What are the other risks of smoking?
Nicotine is a stimulant, but at the same time it is a relaxant and is more addictive than heroin or cocaine. Ammonia, also found in tobacco, enhances its addictive effects. It causes neuronal ageing with reduced brain responsiveness and long-term memory loss. It generates a dependence of about 30 years on average, so professional support and appropriate medication are essential in order to quit smoking. Without support, only 4% of all cases are successful.
Tar, one of the components of tobacco, contains arsenic and cyanide, and causes bronchospasms, asthma and, in the long term, cancer and emphysema. Lung cancer, the most common type of cancer amongst smokers, is one of the most deadly, since the tumour does not cause pain and is characterized by mild symptoms such as coughing or coughing up blood. When this is the case, the illness is usually at an advanced stage. The lesion cannot be seen without a CT scan, and 80% of cases cannot be operated on. “Out of every 100 cancer diagnoses, around 15 to 16% survive,” says Ramon Marrades, pulmonologist at the Hospital Clínic de Barcelona.

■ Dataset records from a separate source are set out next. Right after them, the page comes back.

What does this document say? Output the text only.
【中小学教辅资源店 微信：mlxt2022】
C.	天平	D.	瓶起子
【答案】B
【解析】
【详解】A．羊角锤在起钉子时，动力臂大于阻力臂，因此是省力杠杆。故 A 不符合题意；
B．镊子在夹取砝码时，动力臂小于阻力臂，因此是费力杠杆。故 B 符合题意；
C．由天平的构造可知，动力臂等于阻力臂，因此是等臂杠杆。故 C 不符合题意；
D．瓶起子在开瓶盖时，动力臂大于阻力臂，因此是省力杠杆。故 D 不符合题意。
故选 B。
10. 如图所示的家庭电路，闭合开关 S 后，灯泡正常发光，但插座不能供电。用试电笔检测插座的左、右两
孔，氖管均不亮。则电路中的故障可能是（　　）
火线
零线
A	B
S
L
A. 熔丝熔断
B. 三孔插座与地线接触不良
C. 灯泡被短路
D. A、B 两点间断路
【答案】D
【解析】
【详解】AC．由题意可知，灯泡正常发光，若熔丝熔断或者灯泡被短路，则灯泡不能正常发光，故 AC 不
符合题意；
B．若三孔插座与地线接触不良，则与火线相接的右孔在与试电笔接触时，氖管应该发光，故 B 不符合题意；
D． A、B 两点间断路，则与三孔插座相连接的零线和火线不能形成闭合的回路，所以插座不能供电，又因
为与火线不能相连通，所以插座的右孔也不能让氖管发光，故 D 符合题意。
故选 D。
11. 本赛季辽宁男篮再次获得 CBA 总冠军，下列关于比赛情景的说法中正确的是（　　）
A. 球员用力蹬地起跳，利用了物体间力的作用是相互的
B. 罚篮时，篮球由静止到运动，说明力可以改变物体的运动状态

In addition to the long-term consequences, smoking reduces fertility in both men and women, and men are at greater risk of erectile dysfunction. Physical deterioration is also evident in the smoker’s appearance. The teeth turn yellow, and the fingers, nails and skin tend to wrinkle and develop psoriasis. In pregnant women, there is a greater risk of miscarriage and complications, and babies are often born with a low birth weight because of stunted growth.
All in all, the COVID-19 pandemic has been a turning point for many people and made them decide to quit smoking, as scientific evidence has shown that smokers are more at risk of developing severe disease than non-smokers.